Sigh that is the problem. These non adoptees don't stop to think about what they have and what we are missing. They don't value the primal relationship.

I told her that, now that I face my loss, I function better. Because it is no longer all balled up inside me, as Joe Soll talks about. Like it is for my brother. Fellow adoptee. She agreed with me that I was healthier. But a few moments before she had said that I seemed so sad all the time. It was mind whirling. How she doesn't seem to understand people. I told her how happy I actually was because no more self-blame and it was not me but my upbringing.. She nodded.

Am sick of explaining. She did tear up when she left, grateful for my opening up and honesty because now we are bonding. Somewhat. My father was soo needy I felt I should help him so I took him out in the wheelchair. He shrieked when I did one wrong thing with the brakes, and I quieted him like he was a baby. It was distressing for me to see him this way. He was always like this though. I cried a bit, not caring who saw. I felt genuine pity for him. This was what empathy was like, for me to see someone who lived in complete pain all the time. It was heavy to watch, and I felt good realizing I did not have to fix him only he can do that. Even though he expects everyone to. I thought of how childhood trauma causes people to regress and keep being needy for a "mother rescuer." Like he unconsciously did. I saw it straight out, and it looked so pathetic and tragic how he did not feel control in life ever. And he creeped me out by telling me in a delusion that my mother had remarried him, and that he was happy here. I doubted both.
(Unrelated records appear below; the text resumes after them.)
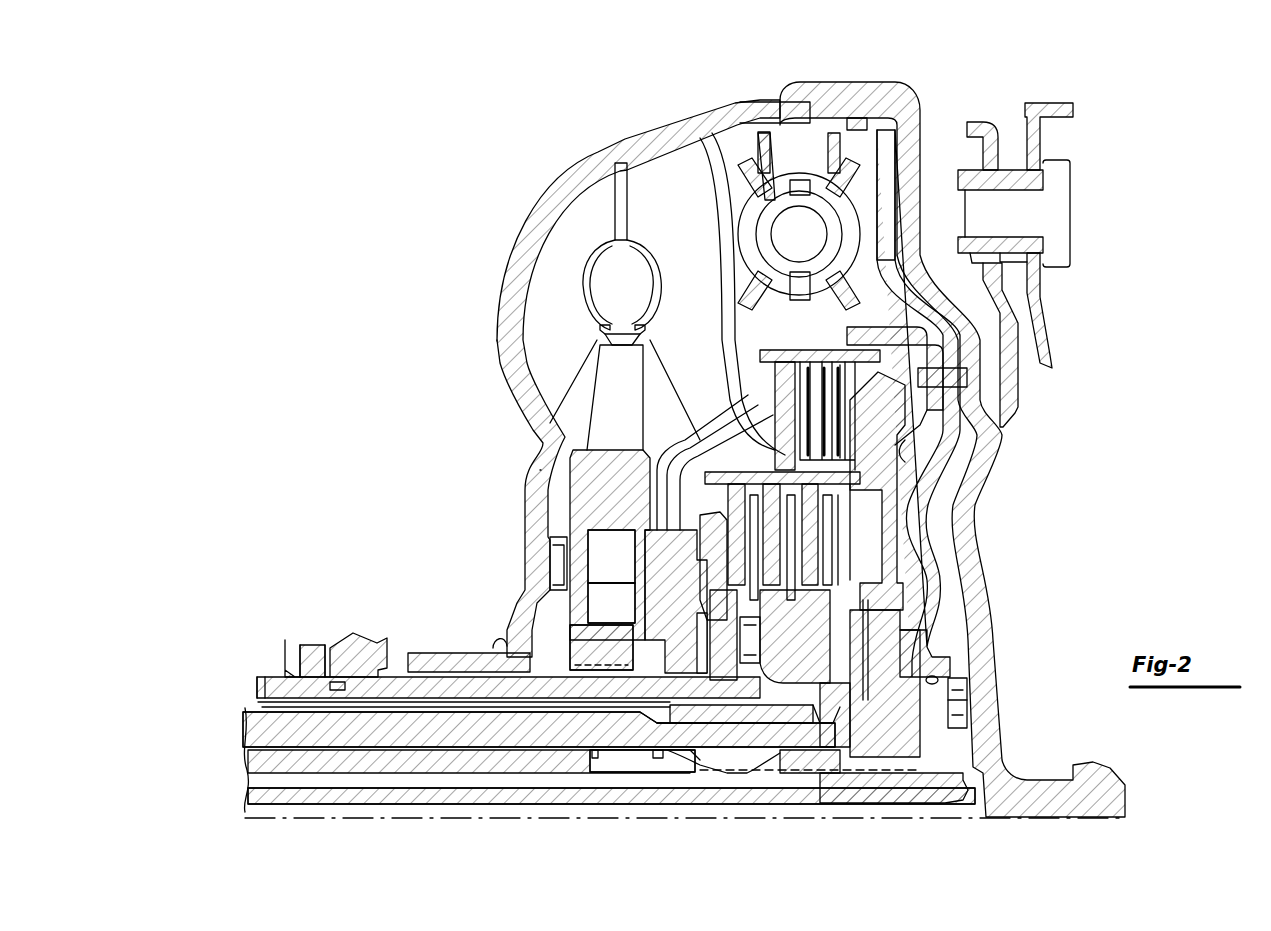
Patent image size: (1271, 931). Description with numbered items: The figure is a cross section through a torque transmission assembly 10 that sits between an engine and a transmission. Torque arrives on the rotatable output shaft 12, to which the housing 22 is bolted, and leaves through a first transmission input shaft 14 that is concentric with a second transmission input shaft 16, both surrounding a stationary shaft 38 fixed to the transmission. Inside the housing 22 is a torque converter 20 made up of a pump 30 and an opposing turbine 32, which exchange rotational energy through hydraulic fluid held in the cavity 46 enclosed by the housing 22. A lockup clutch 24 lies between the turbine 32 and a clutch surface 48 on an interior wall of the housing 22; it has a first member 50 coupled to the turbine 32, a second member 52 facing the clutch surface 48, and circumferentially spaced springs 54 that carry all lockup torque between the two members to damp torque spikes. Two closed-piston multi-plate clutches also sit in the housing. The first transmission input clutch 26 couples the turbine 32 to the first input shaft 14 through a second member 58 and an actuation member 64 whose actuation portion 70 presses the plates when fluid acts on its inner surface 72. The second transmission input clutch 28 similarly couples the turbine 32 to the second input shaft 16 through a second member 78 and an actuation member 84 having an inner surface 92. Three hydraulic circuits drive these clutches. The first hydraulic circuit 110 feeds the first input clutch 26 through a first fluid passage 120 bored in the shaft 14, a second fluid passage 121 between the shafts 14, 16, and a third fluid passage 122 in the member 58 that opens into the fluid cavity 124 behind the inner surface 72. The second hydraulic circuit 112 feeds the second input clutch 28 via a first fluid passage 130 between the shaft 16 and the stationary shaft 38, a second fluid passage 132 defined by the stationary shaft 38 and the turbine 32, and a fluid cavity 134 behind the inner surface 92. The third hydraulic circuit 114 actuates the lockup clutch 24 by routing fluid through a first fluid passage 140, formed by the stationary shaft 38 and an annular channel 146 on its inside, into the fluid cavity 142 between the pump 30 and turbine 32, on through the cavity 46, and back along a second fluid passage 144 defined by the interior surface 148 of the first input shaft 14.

The torque transmission assembly 10 is at (410, 106).
The rotatable output shaft 12 is at (1046, 103).
The first transmission input shaft 14 is at (297, 800).
The second transmission input shaft 16 is at (258, 727).
The torque converter 20 is at (585, 147).
The housing 22 is at (908, 96).
The lockup clutch 24 is at (932, 150).
The first transmission input clutch 26 is at (762, 420).
The second transmission input clutch 28 is at (845, 523).
The pump 30 is at (606, 258).
The turbine 32 is at (652, 162).
The stationary shaft 38 is at (270, 677).
The cavity 46 is at (712, 132).
The clutch surface 48 is at (884, 140).
The first member 50 is at (740, 110).
The second member 52 is at (832, 128).
The springs 54 is at (742, 225).
The second member 58 is at (905, 545).
The actuation member 64 is at (890, 482).
The actuation portion 70 is at (855, 385).
The inner surface 72 is at (900, 428).
The second member 78 is at (650, 620).
The actuation member 84 is at (705, 493).
The inner surface 92 is at (665, 590).
The first hydraulic circuit 110 is at (760, 762).
The second hydraulic circuit 112 is at (655, 712).
The third hydraulic circuit 114 is at (370, 636).
The first fluid passage 120 is at (275, 795).
The second fluid passage 121 is at (700, 760).
The third fluid passage 122 is at (862, 703).
The fluid cavity 124 is at (905, 448).
The first fluid passage 130 is at (265, 697).
The second fluid passage 132 is at (705, 692).
The fluid cavity 134 is at (745, 614).
The first fluid passage 140 is at (400, 690).
The fluid cavity 142 is at (572, 425).
The second fluid passage 144 is at (943, 822).
The annular channel 146 is at (330, 702).
The interior surface 148 is at (908, 806).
I will ask her if it was true.

I left sadly and in pain, but I was not aware of it because my defense mechanism of the past-seeing the good only- was on full force. But I was seeing how lonely the world is. How ironic that the adoptee, abandoned at birth left to survive with their own grief, gets to be responsible for their happiness and life, while the ones who had parents all along were so stuck in helplessness. I do finally feel like it's my mission to change things and spread my knowledge.